Judge deems Jason Azzopardi comments prejudicial to Yorgen Fenech, orders Lovin to edit interview
Judge Edwina Grima rules that comments made by Jason Azzopardi about Yorgen Fenech’s guilt in an interview with Lovin Malta could interfere with the administration of justice
A judge has ordered Lovin Malta to edit an interview with lawyer Jason Azzopardi after he claimed Yorgen Fenech alone commissioned Daphne Caruana Galizia’s murder.
After hearing the interview, Judge Edwina Grima, presiding over the Criminal Court, ordered the news portal to remove the section of the interview in which Azzopardi discussed Fenech. The judge also ordered Azzopardi to remove the interview from his Facebook page.
In her ruling, Grima said the comments made by Azzopardi on Fenech’s guilt or otherwise could interfere with the administration of justice. She added that the comments could also influence the judgement exercised by jurors that still have to be selected for the trial.
The ruling was delivered following a court application filed by Fenech in the wake of comments Azzopardi made during the Lovin Malta interview that was published recently.
Fenech is awaiting trial over accusations that he procured the murder of journalist Daphne Caruana Galizia in October 2017.
In his application, Fenech asked the Criminal Court to take action against Azzopardi, accusing him of having breached a court order by discussing Fenech’s unsuccessful bid for a pardon.
Fenech’s lawyers, Gianluca Caruana Curran, Marion Camilleri and Charles Merceica, argued that during the interview with Lovin Malta, Azzopardi had committed a “flagrant breach” of a court order, by speaking about a Fenech’s pardon request and by telling the interviewer that “the evidence that was legally collected, point towards Yorgen Fenech alone as being the person who commissioned the murder”.

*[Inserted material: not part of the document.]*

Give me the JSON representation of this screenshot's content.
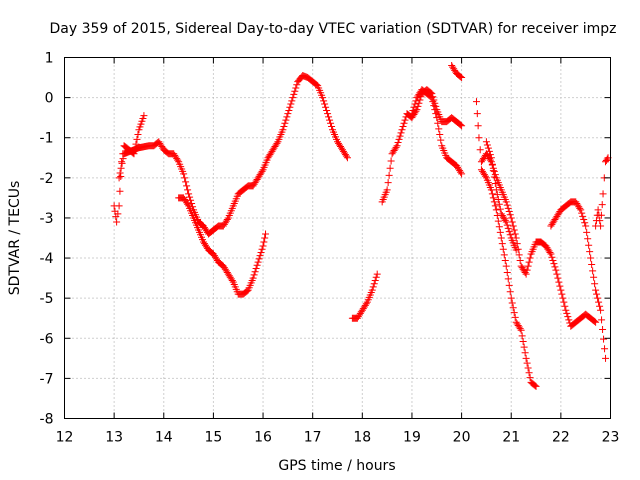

Apart from ordering the interview to be edited, the judge asked that the Attorney General and Azzopardi be notified so that they could make written submissions. The judge is expected to hear oral submissions from the parties on 5 September when she could take further steps should it be necessary.
Azzopardi is the lawyer of the Caruana Galizia family.
Three men – Vince Muscat, George Degiorgio and Alfred Degiorgio – have already been sentenced to prison after admitting that they carried out the murder. Another two – Robert Agius and Jamie Vella – are facing charges for having supplied the bomb that was placed inside Caruana Galizia’s car.